Prisoners quarrying at Portland Prison c.1880s
Celia Harrison was having tea with her aunt and her grandmother, Emma Harrison, on 22 July 1895 when there was a knock at the door. It was 6 o’clock the 10 year old recalled and when her grandmother answered the door it was father who stood in the doorway. The visitor (William Harrison) demanded to know if his brother Jack was at home. He wasn’t and the elderly woman seemed nervous and wasn’t inclined to let her son in.
William seemed angry and perhaps a little under the influence of alcohol. Celia heard him say: ‘I mean doing for him when he does come home’ and she saw that he was holding a knife. Celia, in fear, ran out into the garden.
Charles Rattison was a tram driver who lived upstairs from the Harrisons at 6 Salisbury Road, Highgate. Just after 6 o’clock he heard raised voices coming from below. When he heard a cry of ‘murder!’ he leapt up from his chair and rushed downstairs. To his horror he saw Emma Harrison flat on her back on the floor with her son William sitting cross-legged on top of her, slashing at her throat with a knife.

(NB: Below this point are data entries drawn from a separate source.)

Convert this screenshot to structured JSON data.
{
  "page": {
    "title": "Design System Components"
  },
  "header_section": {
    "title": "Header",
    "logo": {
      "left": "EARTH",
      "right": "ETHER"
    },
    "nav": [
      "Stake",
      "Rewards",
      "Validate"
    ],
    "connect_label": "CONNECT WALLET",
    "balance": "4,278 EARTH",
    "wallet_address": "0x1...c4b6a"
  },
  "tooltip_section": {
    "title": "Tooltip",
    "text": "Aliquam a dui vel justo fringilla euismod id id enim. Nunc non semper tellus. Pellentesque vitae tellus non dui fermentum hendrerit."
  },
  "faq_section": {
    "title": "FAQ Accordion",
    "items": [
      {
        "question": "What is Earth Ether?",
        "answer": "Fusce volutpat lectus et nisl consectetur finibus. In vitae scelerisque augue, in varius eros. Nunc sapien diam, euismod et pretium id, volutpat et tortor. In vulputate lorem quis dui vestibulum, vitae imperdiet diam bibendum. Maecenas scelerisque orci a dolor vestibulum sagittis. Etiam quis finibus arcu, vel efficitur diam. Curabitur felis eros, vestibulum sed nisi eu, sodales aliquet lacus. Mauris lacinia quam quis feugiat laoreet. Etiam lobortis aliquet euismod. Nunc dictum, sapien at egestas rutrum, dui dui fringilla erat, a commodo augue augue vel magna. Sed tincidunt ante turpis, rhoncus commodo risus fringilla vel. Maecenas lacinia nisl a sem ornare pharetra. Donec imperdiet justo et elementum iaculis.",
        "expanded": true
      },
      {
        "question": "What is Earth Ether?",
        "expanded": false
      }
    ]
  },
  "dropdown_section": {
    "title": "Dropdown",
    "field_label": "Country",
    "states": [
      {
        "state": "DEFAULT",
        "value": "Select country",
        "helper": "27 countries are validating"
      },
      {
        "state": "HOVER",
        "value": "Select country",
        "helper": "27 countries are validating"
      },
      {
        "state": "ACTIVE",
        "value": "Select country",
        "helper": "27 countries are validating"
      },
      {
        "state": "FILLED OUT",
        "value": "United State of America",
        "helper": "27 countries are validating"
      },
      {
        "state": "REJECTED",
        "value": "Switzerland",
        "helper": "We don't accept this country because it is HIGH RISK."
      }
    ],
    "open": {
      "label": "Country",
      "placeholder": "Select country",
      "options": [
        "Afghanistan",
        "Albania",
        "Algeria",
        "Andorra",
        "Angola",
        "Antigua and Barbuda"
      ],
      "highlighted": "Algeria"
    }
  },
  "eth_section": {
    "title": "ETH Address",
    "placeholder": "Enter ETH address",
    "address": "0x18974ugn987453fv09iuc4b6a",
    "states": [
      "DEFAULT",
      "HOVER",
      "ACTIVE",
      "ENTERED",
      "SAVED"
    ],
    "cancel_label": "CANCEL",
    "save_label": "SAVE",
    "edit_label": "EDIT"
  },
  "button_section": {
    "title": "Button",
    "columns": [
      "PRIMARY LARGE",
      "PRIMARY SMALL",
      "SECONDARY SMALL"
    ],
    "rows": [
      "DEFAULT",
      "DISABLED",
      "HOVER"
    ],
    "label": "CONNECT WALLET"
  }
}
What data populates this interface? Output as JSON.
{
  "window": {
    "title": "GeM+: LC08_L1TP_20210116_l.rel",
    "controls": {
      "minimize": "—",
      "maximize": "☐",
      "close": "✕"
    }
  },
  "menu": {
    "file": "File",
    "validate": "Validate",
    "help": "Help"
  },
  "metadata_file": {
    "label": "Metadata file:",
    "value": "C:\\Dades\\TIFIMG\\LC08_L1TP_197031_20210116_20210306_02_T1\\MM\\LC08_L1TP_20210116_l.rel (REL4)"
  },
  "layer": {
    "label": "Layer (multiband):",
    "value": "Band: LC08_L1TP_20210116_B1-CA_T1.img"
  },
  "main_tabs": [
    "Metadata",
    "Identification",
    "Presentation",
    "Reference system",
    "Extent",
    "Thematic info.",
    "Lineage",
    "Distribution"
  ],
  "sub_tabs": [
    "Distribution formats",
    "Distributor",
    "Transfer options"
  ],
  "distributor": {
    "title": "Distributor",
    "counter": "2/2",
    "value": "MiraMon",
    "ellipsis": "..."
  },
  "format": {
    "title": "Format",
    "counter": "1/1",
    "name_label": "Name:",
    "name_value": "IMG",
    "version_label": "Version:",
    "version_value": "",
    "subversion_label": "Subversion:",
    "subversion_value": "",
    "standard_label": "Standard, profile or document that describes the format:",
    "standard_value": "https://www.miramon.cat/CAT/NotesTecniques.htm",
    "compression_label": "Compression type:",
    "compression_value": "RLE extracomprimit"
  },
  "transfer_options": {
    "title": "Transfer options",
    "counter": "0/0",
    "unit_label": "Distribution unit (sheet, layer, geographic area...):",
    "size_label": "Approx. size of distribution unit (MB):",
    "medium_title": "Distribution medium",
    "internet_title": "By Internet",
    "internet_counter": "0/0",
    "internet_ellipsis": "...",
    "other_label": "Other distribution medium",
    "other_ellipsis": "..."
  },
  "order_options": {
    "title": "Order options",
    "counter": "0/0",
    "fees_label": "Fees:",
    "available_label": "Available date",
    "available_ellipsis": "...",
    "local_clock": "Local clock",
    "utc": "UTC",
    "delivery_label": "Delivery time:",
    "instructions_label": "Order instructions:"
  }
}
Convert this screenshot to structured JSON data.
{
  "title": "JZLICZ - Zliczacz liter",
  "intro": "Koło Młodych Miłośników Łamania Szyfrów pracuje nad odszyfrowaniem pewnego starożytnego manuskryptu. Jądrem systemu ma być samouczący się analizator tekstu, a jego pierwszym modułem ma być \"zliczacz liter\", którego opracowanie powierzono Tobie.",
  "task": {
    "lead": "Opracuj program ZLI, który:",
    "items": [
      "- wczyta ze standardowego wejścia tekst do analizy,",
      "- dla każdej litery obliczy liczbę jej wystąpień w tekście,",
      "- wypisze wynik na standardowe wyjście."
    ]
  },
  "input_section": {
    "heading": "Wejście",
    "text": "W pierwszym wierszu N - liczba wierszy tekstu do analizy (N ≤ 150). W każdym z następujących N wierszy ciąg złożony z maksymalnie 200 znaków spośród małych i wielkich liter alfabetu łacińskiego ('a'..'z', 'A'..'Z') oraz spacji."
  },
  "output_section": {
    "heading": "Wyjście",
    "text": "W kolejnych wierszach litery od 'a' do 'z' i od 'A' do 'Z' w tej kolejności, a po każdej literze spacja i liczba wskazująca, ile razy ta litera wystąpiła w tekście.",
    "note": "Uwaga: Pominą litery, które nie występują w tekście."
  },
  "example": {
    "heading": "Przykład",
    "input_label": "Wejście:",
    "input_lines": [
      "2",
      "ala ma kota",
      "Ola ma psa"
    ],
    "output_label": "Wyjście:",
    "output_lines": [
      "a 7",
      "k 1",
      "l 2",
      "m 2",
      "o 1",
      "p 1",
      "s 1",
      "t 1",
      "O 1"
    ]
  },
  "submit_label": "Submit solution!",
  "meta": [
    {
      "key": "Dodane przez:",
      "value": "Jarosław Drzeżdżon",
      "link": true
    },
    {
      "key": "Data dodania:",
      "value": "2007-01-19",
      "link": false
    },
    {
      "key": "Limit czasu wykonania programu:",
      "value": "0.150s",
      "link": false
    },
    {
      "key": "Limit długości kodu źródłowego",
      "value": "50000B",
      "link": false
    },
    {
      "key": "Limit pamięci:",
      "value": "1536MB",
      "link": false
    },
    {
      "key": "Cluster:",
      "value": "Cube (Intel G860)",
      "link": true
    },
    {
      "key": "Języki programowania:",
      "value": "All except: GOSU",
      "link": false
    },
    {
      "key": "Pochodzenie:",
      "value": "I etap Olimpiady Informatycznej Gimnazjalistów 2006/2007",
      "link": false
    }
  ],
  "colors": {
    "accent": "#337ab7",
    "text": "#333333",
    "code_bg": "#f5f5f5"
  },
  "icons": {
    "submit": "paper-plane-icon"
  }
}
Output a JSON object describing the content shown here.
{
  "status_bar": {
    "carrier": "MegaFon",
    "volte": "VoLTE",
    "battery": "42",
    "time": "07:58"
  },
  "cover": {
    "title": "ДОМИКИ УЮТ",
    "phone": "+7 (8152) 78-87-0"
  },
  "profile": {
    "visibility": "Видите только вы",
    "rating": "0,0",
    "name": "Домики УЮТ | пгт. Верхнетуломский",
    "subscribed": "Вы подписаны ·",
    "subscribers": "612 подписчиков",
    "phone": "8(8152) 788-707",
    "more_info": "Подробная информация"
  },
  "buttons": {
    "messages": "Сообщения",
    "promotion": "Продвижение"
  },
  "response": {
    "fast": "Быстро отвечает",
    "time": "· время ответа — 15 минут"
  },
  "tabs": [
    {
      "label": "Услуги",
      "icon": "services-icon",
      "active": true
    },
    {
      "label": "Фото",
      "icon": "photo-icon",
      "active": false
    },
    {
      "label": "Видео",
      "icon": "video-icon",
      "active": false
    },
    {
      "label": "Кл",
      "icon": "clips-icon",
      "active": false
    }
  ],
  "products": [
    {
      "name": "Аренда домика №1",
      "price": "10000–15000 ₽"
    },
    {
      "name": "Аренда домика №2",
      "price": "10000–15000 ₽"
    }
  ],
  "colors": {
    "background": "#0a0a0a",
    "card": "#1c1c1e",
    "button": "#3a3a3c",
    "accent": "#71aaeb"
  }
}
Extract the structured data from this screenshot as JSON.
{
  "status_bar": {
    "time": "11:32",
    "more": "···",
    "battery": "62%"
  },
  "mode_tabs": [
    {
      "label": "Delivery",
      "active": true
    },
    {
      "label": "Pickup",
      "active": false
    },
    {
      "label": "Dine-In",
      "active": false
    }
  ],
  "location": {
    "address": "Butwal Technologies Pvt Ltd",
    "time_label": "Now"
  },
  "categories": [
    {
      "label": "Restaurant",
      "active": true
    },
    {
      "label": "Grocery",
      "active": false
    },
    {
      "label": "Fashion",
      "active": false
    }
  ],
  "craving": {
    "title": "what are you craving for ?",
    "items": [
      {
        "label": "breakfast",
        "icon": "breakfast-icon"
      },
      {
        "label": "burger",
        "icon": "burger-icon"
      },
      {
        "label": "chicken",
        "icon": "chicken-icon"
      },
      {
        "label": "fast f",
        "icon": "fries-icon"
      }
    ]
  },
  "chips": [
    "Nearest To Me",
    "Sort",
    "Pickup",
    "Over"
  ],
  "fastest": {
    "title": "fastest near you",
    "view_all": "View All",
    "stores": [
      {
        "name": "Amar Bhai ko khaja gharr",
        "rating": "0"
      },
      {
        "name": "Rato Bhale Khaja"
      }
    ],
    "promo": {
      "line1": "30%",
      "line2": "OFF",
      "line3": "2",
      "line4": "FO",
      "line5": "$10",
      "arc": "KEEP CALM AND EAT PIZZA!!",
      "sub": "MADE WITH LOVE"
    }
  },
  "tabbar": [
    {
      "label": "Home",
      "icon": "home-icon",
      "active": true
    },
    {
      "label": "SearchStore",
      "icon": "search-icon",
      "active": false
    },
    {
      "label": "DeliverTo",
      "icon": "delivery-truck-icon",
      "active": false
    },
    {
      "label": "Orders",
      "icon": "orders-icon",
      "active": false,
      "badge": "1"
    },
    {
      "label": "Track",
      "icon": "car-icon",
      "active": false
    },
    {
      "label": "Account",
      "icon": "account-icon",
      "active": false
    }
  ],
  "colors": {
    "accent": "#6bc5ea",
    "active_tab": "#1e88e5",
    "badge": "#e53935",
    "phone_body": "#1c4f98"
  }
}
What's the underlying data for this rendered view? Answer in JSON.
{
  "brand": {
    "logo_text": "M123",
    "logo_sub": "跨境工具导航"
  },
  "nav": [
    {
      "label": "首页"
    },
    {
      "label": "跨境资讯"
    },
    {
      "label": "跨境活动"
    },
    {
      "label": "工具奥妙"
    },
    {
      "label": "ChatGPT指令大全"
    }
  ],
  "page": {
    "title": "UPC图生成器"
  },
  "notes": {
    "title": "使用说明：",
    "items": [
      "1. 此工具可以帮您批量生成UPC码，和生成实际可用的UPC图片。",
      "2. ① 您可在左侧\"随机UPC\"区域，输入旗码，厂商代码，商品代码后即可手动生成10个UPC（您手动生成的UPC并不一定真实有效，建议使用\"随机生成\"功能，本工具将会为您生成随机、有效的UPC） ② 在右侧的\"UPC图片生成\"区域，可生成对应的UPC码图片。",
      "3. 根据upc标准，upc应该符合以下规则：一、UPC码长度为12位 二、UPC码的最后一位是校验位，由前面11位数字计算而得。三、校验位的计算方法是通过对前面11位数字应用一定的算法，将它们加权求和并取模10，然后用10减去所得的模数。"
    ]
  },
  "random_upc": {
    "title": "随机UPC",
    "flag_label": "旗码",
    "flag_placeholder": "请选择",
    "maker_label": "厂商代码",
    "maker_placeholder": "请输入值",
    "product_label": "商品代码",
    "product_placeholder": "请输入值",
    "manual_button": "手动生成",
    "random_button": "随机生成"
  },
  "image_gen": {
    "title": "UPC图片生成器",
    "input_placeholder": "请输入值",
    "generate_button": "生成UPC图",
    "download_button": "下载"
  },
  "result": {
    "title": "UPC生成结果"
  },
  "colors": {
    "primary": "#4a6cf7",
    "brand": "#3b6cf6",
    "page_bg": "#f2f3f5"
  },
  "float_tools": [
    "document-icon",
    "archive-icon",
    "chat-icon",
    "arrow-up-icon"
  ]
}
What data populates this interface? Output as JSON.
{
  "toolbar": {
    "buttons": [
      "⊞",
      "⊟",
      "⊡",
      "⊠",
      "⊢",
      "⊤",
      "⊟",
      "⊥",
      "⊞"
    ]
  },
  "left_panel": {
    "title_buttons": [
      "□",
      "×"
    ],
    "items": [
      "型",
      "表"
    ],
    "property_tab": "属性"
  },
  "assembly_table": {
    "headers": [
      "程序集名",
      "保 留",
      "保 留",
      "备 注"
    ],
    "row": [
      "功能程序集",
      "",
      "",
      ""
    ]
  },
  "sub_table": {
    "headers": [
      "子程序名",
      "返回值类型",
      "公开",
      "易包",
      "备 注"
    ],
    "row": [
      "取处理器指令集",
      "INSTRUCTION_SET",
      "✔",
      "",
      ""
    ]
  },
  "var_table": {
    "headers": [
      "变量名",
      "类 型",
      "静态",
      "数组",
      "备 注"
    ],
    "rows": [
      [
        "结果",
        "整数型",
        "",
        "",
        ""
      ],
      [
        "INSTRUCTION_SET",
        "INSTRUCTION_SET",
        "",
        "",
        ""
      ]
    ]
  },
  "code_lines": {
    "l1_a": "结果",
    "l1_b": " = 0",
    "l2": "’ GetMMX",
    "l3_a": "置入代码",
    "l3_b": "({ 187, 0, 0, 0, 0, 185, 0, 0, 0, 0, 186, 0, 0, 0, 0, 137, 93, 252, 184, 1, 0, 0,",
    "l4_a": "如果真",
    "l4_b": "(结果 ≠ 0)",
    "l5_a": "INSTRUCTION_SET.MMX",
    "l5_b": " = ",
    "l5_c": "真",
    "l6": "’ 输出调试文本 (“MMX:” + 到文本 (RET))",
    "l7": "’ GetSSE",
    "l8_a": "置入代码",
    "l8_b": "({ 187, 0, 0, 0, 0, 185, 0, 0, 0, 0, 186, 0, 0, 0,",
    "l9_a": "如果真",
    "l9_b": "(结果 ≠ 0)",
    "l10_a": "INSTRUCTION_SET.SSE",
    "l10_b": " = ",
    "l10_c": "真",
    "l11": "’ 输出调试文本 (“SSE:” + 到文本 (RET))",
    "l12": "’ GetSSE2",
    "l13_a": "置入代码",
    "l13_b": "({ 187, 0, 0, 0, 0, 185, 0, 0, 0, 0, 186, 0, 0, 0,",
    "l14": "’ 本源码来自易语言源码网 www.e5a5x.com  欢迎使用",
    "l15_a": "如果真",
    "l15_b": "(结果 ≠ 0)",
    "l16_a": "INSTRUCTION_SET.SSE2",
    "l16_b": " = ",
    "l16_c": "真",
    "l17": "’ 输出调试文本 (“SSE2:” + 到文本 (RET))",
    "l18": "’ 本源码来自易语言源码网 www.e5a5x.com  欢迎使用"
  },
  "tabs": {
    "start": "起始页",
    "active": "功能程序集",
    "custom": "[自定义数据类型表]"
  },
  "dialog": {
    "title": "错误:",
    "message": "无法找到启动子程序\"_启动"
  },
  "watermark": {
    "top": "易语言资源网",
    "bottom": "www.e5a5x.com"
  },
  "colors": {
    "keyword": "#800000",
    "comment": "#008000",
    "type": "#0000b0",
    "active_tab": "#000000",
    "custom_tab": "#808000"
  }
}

Rattison acted swiftly, wrestling the man off of her. In his rage William, who couldn’t see who his attacker was, growled at him: ‘Are you Jack?’ ‘No’, Rattison replied, ‘I am Charley’. William Harrison now said:
‘Let me finish mother off, and I will do for you’.
Fortunately he didn’t get the opportunity because another neighbour arrived and managed to take the knife from him. Harrison fled before the police could get there but PC Thomas Russant (637Y) caught up with him as he tried to escape. The copper was threatened by the would-be assassin who told him:
‘Where is my bleeding knife; I wish I had a sharp-shooter, I would put some of your lights out’.
On the 23 July Harrison was in court before the North London Police magistrate. Detective Sergeant Godley testified that the victim was too ill to attend but that she was thankfully recovering well in the Great Northern Central Hospital. He added that Emma was the widow of a policeman who had been pensioned off in 1876 after ‘many years service’ to the force. I imagine Y Division viewed this attack as if it was perpetrated against ‘one of their own’.
William Harrison stood impassively as others, including his daughter, gave their evidence. The magistrate remanded him for a week so that his victim had more time to mend in hospital before giving her version of events. This took some time, she was, after all, 68 years of age and so the case didn’t come before a jury until September that year where William Harrison was convicted of causing grievous bodily harm. The jury rejected his plea that he was drunk at the time, not that it was an excuse anyway. Harrison had form as well, having previously been prosecuted for wounding his wife. On that occasion he’d gone down for 11 months. This time the judge sent him away for 7 years of penal servitude.
William Harrison, who was simply described as a labourer, served five years and three months of his sentence, much of it at Portand Prison. He was released on 1 December 1900 at the age of 44. Thereafter he seems to have escaped trouble with the law but whether his wife and family were happy to have him back is less clear.